Woman, child killed in Gaza following Israeli airstrike

Israeli airstrikes in Gaza Strip cause home to collapse, killing woman and child, according to Palestinian Health Ministry

Woman, child killed in Gaza following Israeli airstrike

A Palestinian woman and her daughter were killed by an Israeli airstrike in Gaza on Sunday, according to the Palestinian Health Ministry in Ramallah. 

In a statement, the ministry said the woman's husband -- along with her three other children -- had also been injured when their home collapsed after Israeli warplanes struck a nearby site in Gaza. 

The Israeli military, for its part, said it had responded to a rocket fired into Israeli territory from the Gaza Strip on Saturday night by targeting what it described as two Hamas “weapons factories”. 

Since 2007, Palestinian resistance movement Hamas has governed the coastal enclave, which continues to groan under a years-long land and naval blockade imposed by Israel and Egypt.

Since Friday, 11 Palestinians have been killed in the Gaza Strip by Israeli forces. Most of them were killed when Israeli troops fired into crowds, which, the Israeli authorities claim, had approached the “security fence” that surrounds the blockaded enclave. 

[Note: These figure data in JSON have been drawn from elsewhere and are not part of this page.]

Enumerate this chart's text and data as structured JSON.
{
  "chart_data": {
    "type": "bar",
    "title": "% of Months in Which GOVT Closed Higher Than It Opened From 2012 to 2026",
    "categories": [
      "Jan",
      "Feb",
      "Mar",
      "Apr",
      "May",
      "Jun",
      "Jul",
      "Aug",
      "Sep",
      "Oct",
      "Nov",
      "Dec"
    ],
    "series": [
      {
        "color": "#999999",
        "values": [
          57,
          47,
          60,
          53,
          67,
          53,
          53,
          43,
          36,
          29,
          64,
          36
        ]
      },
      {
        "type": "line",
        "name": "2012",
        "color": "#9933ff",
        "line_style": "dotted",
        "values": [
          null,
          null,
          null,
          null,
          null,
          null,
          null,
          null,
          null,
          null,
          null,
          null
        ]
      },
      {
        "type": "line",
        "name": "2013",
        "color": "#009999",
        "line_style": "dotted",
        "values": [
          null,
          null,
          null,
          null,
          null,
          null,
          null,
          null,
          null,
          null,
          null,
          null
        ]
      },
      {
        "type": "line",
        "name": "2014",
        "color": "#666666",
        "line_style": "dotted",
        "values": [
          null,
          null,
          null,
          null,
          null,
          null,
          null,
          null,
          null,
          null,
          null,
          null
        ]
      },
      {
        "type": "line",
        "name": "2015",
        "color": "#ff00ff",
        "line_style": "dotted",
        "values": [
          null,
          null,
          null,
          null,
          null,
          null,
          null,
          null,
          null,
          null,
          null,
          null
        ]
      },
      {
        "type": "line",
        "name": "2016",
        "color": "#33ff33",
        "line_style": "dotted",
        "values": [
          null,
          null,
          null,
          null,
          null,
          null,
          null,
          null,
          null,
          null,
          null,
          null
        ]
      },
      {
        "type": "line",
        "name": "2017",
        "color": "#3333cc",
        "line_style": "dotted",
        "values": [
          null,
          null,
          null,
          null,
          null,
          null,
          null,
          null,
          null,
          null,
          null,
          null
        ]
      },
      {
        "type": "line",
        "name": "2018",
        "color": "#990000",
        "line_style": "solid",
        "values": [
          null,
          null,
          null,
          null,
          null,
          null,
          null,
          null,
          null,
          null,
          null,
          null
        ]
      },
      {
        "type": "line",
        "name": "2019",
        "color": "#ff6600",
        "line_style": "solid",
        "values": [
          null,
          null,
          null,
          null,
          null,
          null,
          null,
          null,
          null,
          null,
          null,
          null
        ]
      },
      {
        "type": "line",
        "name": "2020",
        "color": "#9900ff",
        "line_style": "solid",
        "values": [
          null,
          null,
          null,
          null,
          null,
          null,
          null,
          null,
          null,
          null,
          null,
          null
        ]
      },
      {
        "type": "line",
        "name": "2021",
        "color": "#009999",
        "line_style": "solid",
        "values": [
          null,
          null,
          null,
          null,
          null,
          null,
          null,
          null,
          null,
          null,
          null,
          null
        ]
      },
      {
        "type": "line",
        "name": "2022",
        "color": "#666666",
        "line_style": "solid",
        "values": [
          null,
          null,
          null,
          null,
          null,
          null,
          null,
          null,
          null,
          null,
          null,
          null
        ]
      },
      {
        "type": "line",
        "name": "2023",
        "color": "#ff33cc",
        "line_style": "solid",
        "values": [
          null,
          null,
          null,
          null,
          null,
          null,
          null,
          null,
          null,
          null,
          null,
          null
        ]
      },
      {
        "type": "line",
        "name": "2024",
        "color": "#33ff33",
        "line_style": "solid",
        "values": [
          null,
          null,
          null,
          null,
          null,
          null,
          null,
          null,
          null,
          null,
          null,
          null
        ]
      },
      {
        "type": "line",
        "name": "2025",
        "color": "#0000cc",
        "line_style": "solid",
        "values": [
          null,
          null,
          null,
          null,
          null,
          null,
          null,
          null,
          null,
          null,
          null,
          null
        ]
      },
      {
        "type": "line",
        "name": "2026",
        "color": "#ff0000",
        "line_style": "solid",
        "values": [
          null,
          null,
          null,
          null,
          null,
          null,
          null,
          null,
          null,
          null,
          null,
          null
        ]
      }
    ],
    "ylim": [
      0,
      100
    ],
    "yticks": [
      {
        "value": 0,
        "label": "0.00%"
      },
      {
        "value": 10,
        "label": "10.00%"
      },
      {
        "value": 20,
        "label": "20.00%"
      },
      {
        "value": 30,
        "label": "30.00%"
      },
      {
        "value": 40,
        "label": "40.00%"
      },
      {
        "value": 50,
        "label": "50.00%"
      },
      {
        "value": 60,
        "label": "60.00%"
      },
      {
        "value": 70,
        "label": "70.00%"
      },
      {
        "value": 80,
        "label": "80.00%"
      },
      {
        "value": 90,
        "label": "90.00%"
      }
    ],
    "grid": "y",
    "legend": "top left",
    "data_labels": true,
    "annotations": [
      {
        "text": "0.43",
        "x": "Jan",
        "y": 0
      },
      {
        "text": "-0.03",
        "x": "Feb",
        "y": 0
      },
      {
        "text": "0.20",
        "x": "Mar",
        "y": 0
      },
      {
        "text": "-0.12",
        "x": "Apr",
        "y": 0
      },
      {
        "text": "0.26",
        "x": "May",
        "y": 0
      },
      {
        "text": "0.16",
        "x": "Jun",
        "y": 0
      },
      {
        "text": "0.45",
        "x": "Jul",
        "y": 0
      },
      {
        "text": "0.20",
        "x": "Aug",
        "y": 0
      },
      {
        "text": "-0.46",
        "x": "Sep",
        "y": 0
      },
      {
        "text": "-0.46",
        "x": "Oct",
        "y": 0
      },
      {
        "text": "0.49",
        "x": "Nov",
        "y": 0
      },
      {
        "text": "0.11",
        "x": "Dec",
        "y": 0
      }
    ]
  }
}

Another 12 Palestinians have been killed in the Israeli-occupied West Bank and East Jerusalem since the beginning of the month amid ongoing violence between Palestinians and Israeli security forces. 

There have also been 14 alleged Palestinian knife attacks on Israeli Jews since Oct. 3, when two of the latter were killed in Jerusalem.

In most cases, the alleged Palestinian attackers have been shot by Israeli security forces immediately after their purported attacks. 

Israeli security forces, meanwhile, have responded to widespread Palestinian protests in the West Bank with teargas, rubber-coated bullets and live ammunition, resulting in some 1,000 injuries among Palestinian demonstrators, according to the Palestinian Health Ministry. 

Israeli police spokesperson Micky Rosenfeld said Sunday morning that a Palestinian woman had detonated an explosive device near an Israeli army checkpoint in the West Bank, seriously injuring herself and lightly injuring a policeman. 

Tension has mounted between Palestinians and Israeli security forces since Sep. 13, when Israel began barring Palestinian men under 50 from entering East Jerusalem’s Al-Aqsa Mosque, Islam's third holiest site. 

Palestinians across the West Bank and East Jerusalem -- and many inside Israel itself -- have protested the restrictions, which they say violate their right to worship.